I dati di un’indagine realizzata dalla Fondazione Leone Moressa nel 2010 indicano che metà degli italiani hanno mangiato almeno una volta nei ristoranti etnici, mentre un terzo acquista prodotti tipicamente stranieri presenti sugli scaffali dei supermercati e cucina a casa propria ricette etniche. I giovani sono i più influenzati dalla cucina etnica e disposti a modificare le proprie abitudini alimentari. Fra i piatti etnici il kebab è il più consumato (49,2%); al Nord si va di più a mangiare nei ristoranti etnici – il ristorante cinese è quello più ricercato dagli italiani (40,4%), seguito dal giapponese (16,2%) e dal messicano (15,1%) – mentre al Centro si è più interessati all’acquisto di prodotti provenienti da Paesi esteri.

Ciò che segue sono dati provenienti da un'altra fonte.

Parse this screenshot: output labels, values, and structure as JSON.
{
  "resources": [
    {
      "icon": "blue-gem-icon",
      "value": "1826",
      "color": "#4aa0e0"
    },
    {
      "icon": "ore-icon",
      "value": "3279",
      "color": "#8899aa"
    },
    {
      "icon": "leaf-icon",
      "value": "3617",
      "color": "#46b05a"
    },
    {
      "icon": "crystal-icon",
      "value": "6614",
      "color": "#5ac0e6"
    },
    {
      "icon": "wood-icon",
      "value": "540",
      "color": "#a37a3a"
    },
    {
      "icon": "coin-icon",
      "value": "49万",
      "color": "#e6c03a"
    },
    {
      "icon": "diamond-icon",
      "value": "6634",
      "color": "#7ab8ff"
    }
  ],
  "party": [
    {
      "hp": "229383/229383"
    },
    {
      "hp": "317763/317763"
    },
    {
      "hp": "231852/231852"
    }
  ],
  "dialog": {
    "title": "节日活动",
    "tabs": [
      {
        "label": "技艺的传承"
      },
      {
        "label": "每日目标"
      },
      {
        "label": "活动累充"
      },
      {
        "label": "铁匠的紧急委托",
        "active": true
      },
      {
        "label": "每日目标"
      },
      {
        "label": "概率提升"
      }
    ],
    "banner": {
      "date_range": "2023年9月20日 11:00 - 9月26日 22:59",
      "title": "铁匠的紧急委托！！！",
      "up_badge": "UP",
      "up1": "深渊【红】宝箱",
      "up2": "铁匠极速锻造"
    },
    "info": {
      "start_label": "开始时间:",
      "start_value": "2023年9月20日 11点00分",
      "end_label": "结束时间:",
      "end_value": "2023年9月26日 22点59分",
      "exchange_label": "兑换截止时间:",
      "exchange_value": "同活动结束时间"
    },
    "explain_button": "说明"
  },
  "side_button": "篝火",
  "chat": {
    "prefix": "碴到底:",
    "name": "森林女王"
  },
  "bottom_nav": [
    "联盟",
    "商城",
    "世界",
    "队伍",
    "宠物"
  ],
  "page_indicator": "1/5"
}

Attenzione alle norme igienico-sanitarie

La tipologia di attività svolta da tali strutture pone però una serie di problematiche igienico-sanitarie che richiedono degli approfondimenti al fine di tutelare la salute dei consumatori. Sono purtroppo abbastanza frequenti le segnalazioni riportate dai media nazionali riguardo a sequestri di cibi scaduti e avariati riscontrati presso ristorazioni etniche a livello nazionale, o il rilevamento di scarsa pulizia delle apparecchiature e dei locali a contatto con gli stessi alimenti. Nel 2010 oltre 25 tonnellate di cibi etnici irregolari sono state sequestrate nel corso di un’operazione che ha coinvolto diverse città italiane; altri controlli ufficiali condotti a livello nazionale sia in punti di distribuzione che in depositi di alimenti etnici hanno evidenziato numerose irregolarità di natura igienico-sanitaria. Inoltre, sempre nel 2010 l’Italia è stata interessata da 28 allerte (alert notification) per l’importazione di prodotti provenienti da Paesi extracomunitari utilizzati come materie prime dai vari ristoranti etnici presenti sul territorio nazionale.

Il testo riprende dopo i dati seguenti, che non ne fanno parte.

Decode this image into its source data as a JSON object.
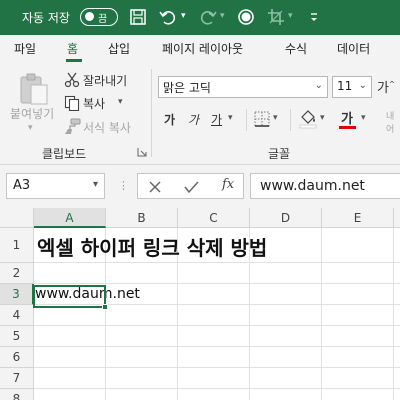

Diventa pertanto indispensabile, in considerazione dei pochi dati attualmente disponibili, attivare dei progetti finalizzati alla valutazione e alla gestione delle problematiche igienico-sanitarie nel settore della ristorazione etnica con l’obiettivo, da un lato, di approfondire l’aspetto microbiologico di questi prodotti e la loro corrispondenza ai requisiti di legge, ma in particolare di valutare il rischio correlato alla loro  preparazione, somministrazione e modalità d’uso nei confronti del consumatore. È auspicabile inoltre continuare nella formazione igienico-sanitaria dei gestori di locali etnici, poiché se da un lato è importante sanzionare i comportamenti scorretti, dall’altro è fondamentale prevenire le irregolarità in materia di igiene, pulizia, sicurezza e conservazione del cibo, in modo da conoscere e rispettare le regole e fornire un servizio migliore al consumatore.